そのため、返却された文章を1から見直す必要があり、さらに自分の意図と異なっていた場合、英文作成を自分で行い、その英文が正しいか確認を行なうために再度、校正依頼を出すという、手間もコストも割高な本末転倒な結果になるからです。
結局は、まず自分で英文作成し、それを業者に校正依頼するという手順が結果的にコストも手間も少なくなります。
まずは単語を調べたい、そんな時に役立つツール
「英辞郎 on the WEB」
単語がわからない!そんな時はとりあえず「英辞郎 on the WEB」。
アルク運営の辞書・例文サービスです。日常から専門用語まで幅広く網羅しており、使い勝手が良いです。
無料版(英辞郎 on the WEB、英辞郎 on the WEB Pro Lite)と有料版(Pro)があり、両者の違いは以下のようになります。
- 無料版(英辞郎 on the WEB):単語やフレーズ検索。英語からも日本語からも検索可能。ただし、例文の検索結果は表示されない。
- 無料版(英辞郎 on the WEB Pro Lite):単語やフレーズ検索。英語からも日本語からも検索可能。例文検索も可能。
- 有料版:無料版の機能+例文の検索結果が表示される。

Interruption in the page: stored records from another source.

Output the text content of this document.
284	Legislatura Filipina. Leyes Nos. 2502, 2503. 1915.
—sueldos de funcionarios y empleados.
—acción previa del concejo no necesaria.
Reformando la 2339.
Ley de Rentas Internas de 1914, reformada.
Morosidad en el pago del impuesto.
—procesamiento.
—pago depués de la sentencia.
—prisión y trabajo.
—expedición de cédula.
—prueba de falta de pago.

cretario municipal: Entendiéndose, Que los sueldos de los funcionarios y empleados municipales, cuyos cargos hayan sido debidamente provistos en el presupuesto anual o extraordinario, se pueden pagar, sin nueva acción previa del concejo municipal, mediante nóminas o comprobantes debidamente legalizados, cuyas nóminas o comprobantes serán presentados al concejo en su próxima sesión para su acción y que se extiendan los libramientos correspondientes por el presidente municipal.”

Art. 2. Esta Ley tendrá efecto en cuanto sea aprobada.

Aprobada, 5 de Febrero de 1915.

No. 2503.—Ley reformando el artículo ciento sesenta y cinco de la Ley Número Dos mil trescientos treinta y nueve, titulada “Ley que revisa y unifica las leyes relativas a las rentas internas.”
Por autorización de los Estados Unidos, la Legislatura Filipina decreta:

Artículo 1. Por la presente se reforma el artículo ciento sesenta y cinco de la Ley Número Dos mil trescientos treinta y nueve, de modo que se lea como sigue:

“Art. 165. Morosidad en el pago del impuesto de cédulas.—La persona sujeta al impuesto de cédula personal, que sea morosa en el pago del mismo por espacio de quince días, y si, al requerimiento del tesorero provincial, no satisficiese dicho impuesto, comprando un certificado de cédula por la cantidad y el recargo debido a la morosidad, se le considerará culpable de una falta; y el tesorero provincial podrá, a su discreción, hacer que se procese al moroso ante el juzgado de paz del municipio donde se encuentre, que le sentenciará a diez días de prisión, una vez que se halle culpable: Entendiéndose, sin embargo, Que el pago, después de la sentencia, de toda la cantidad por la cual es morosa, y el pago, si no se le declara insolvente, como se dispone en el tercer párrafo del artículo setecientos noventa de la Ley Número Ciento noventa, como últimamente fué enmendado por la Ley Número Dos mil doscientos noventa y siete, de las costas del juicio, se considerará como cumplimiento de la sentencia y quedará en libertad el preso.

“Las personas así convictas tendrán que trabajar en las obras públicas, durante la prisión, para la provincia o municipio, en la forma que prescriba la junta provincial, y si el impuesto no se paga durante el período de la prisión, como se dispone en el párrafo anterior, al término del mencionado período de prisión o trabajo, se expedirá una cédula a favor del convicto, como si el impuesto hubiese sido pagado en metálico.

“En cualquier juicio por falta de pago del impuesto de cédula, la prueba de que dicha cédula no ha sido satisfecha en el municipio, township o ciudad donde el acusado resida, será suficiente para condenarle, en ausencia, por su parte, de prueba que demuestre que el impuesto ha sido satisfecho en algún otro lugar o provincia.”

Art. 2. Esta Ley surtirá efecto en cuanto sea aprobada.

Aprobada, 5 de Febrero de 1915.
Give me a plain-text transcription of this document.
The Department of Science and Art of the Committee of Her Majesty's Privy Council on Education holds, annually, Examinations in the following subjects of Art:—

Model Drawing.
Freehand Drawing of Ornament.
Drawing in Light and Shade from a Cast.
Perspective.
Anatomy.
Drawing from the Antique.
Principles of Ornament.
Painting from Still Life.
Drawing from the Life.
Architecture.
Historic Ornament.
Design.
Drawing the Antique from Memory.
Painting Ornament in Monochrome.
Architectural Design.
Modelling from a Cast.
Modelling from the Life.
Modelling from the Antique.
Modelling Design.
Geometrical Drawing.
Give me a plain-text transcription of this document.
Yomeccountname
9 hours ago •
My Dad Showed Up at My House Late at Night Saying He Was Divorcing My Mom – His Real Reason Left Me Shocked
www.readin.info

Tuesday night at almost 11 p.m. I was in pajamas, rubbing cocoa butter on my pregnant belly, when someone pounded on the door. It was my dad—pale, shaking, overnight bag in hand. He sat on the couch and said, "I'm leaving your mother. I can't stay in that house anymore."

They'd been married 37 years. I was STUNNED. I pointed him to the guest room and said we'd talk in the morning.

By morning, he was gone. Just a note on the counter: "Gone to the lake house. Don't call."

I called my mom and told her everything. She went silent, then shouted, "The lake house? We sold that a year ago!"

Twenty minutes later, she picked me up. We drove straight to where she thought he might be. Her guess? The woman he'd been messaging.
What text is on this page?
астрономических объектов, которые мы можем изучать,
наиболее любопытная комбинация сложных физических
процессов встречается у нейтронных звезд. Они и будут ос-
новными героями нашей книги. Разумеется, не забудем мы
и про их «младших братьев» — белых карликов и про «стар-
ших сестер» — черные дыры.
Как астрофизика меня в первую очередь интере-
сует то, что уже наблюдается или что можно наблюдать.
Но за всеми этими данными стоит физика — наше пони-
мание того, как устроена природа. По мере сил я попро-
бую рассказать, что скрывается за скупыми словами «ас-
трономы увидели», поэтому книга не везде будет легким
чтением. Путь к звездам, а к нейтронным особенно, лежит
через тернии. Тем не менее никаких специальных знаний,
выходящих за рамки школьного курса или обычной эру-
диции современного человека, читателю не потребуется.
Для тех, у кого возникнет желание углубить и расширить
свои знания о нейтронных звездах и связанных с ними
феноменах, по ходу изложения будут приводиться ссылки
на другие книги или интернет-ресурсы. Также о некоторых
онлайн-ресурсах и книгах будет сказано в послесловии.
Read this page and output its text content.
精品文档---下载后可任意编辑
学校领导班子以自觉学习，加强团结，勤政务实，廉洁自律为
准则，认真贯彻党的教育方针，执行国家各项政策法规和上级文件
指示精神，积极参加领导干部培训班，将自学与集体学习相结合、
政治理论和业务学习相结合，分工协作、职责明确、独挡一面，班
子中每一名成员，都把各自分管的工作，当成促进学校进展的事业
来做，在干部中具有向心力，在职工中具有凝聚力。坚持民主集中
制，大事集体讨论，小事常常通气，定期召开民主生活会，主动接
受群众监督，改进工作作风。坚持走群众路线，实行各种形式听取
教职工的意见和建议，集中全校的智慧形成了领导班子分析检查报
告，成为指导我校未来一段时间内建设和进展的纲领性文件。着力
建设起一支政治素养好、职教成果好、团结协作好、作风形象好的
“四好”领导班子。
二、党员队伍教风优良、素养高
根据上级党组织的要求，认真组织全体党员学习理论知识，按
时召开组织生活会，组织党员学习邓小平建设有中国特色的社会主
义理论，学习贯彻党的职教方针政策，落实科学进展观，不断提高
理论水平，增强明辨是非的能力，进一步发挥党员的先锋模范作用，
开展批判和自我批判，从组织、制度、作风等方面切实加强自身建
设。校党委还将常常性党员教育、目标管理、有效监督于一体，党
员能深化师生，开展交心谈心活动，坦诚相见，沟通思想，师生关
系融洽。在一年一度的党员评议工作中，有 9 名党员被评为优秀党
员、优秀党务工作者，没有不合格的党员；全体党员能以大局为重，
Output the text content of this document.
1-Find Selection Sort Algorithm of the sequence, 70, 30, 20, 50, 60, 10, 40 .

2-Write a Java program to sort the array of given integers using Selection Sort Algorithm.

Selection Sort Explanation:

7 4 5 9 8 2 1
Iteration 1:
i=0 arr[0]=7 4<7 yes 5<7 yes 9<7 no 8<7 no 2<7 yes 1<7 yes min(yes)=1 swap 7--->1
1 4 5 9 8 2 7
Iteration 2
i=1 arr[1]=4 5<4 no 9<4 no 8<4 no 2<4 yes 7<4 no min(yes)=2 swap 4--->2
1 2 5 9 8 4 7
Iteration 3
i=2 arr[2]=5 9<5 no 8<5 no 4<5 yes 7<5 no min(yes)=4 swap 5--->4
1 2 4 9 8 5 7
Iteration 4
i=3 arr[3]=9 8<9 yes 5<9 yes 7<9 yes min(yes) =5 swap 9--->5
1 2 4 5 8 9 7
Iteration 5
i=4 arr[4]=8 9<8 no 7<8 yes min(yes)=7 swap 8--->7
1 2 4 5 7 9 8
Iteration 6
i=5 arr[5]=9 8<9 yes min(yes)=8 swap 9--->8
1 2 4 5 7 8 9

例文データ数が豊富。
また、無料版と有料版では検索対象となる語彙数が異なり、無料版よりも有料版の方が多くなります。
無料版でもしっかり専門用語がカバーされているので、十分だと思います。
特に登録は必要ですが、無料版の英辞郎 on the WEB Pro Liteは例文検索も可能なので、個人的にはこれで十分だと思います。
論文を書く参考に、より多くの例文を見たい!という方は、有料版(月額300円、年額3300円:税別)にすると、多くの専門用語を含んだ例文を見ることができます。
論文の例文や表現を検索する際に役立つツール3選
Hyper Collocation
arXivの論文から例文検索するシステムです。
専門用語を含む例文や言い回しのパターンを知りたい場合に有用で、検索語(単語)の前後に使われる言葉を頻度順に表示するため、単語の用法で迷った時に有用です。
arXivは物理学や数学、コンピューター科学、数理ファイナンス、統計学、経済学などの分野の論文が公開されています。
そのため、自分の専門分野外でどんな用例があるのか知りたい場合にも役立ちます。
inMeXes
アメリカのNIH提供のPubmedの論文内の表現を検索するシステムです。Hyper Collocationと同じように、検索語(単語)の後に来る単語の頻度を調べることが可能で、専門用語を含む例文や言い回し等を知ることができます。
また、Pubmedは医学・生物学分野の論文が数多く登録されているため、私たち医療従事者にとってはHyper Collocationより、こちらの方が使いやすく、重宝するかと思います。
Academic Phrasebank
発表スライドから論文でよく使われる表現や例文が、導入、参照、方法、結果、考察、結論と各セクションでわかりやすくまとめられています。
例として、表の結果を本文中で記載する場合、どのように書けばよいか調べたい場合、「Reporting Results」→「Referring to data in a table or chart」をクリックすると、以下のように表示されます。
このように、発表や論文でよく使う表現が、セクション別に数多く掲載されており、非常に使いやすく便利です。私もスライド作成や論文作成の際に愛用しています。
論文全体をチェックする際に役立つツール2選
Grammarly
単語や文法だけではなく、文章的に相応しくない表現、使用頻度の高い単語について、その代替案を示すなどもしてくれる、大変素晴らしいソフトです。
無料版は基本的な部分(単語、文法、句読点)が、有料版は文章のスタイル(冗長さ、可読性等)まで改善されます。
私は無料版を使用していますが、かなりの完成度だと思います。
DeepL翻訳
基本的に参考文献(英語論文)を読むのに使用する場合がほとんどです。また、作成した文章の確認に前述のGrammarlyと併用して使用することもあります。
翻訳精度は一昔前より格段に上がっている印象で、参考文献をさっと読みたい時に重宝します。
ただ、日本語から英語に翻訳した場合、1文が長かったり、同じ単語を繰り返し使用したり、受動態が多くなったり(これは作成した日本語原稿が原因の場合もありますが)しますので、注意が必要です。
あくまで自分で作成した英文を大まかに確認するのに使用する程度にとどめるほうが良いと思います。
ツールを使って効率よく作成しよう
英語化は苦手な方にとって、かなりの労力と時間を要します。しかし研究発表や論文は内容が第一です。少しでも研究、内容のまとめ、推敲の時間を確保するためにも、ツールを上手く使って、効率的に英語化していきましょう。